Carlos Santiago Nino, destacadísimo filósofo argentino del derecho y uno de los padres de la idea de la democracia deliberativa, entendía que la vida en democracia no es decidida únicamente por el día de las votaciones, sino por todo el debate que las precede, y que sirve para cristalizar la opinión ciudadana sobre los temas públicos.
Este proceso no tiene fin porque con cada ciclo electoral vuelve a presentarse el relajamiento y la intensificación de esas discusiones.
Es decir, junto con la selección de las autoridades gubernamentales, las elecciones cumplen el papel de marcar el ritmo del debate público.
En ese sentido, el actual proceso electoral, huérfano de discusiones sustantivas, no está cumpliendo uno de sus roles más importantes. No soy yo quien pueda señalar la causa del fenómeno.

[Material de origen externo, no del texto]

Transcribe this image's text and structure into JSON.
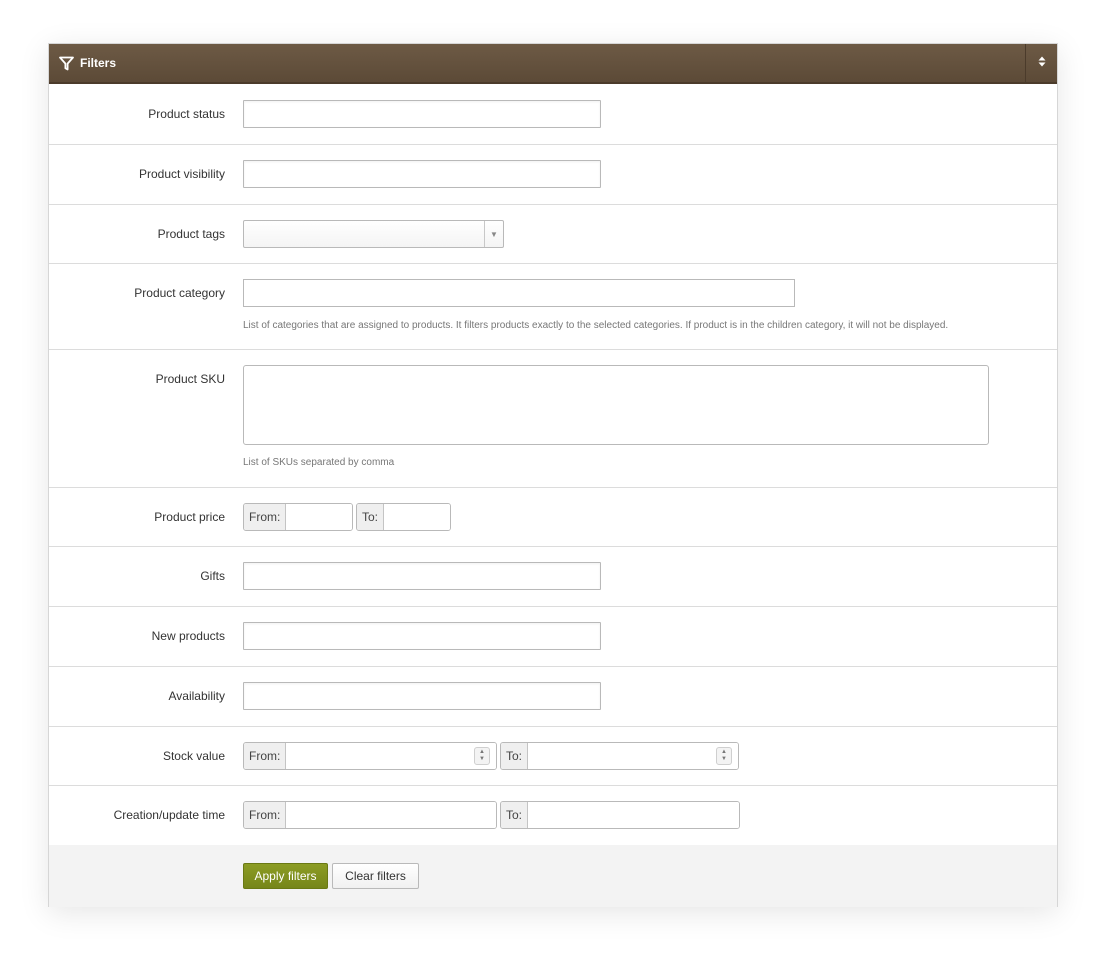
{
  "panel": {
    "title": "Filters",
    "filter_icon": "filter-icon",
    "toggle_icon": "sort-toggle-icon"
  },
  "filters": {
    "product_status": {
      "label": "Product status",
      "value": ""
    },
    "product_visibility": {
      "label": "Product visibility",
      "value": ""
    },
    "product_tags": {
      "label": "Product tags",
      "value": ""
    },
    "product_category": {
      "label": "Product category",
      "value": "",
      "help": "List of categories that are assigned to products. It filters products exactly to the selected categories. If product is in the children category, it will not be displayed."
    },
    "product_sku": {
      "label": "Product SKU",
      "value": "",
      "help": "List of SKUs separated by comma"
    },
    "product_price": {
      "label": "Product price",
      "from_label": "From:",
      "to_label": "To:",
      "from_value": "",
      "to_value": ""
    },
    "gifts": {
      "label": "Gifts",
      "value": ""
    },
    "new_products": {
      "label": "New products",
      "value": ""
    },
    "availability": {
      "label": "Availability",
      "value": ""
    },
    "stock_value": {
      "label": "Stock value",
      "from_label": "From:",
      "to_label": "To:",
      "from_value": "",
      "to_value": ""
    },
    "creation_time": {
      "label": "Creation/update time",
      "from_label": "From:",
      "to_label": "To:",
      "from_value": "",
      "to_value": ""
    }
  },
  "actions": {
    "apply_label": "Apply filters",
    "clear_label": "Clear filters"
  },
  "colors": {
    "header_bg": "#5c4a37",
    "apply_button": "#7b8b1c"
  }
}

Son muchas cosas que pueden influir y que requieren un análisis multidisciplinario. Lo cierto es que, al margen de la movilización y del contenido compartido en las redes sociales, casi no hay discusiones.
Quizás la única excepción sean los debates televisados organizados por instituciones del sector privado. A pesar de las limitaciones del formato, constituyen el punto de referencia más importante, probablemente el único, sobre las posiciones de los candidatos respecto de los problemas que interesan a la ciudadanía.
No es necesario que en un proceso electoral se manifiesten profundas diferencias ideológicas; después de todo, desde visiones parecidas de la sociedad se pueden proponer distintos énfasis en el diseño y ejecución de políticas públicas. Es algo más cercano al ciudadano común.
La ausencia de discusión ciudadana sobre los temas en cuestión no es sólo una falta de los partidos políticos. Al debate al que hacía referencia Nino contaba con la participación de toda la sociedad, no sólo de los candidatos.
En nuestro caso, incluso los medios de comunicación, generalmente muy chispeantes, lucen apagados.
Y son pocas las instituciones académicas que asumen un papel de liderazgo en el debate. Ni hablar de la sociedad civil que, con muy pocas y honrosas excepciones, parece haber entrado en un letargo mortífero.
Ojalá que esto sea un fenómeno temporal, producto del drástico cambio en el equilibrio del poder político. De persistir en el tiempo, nos enfrentamos a la posibilidad de una democracia absolutamente vacía de contenido. Eso, quizás, es también una de las causas que nos acercan a la apatía ciudadana y los peligros que ella implica.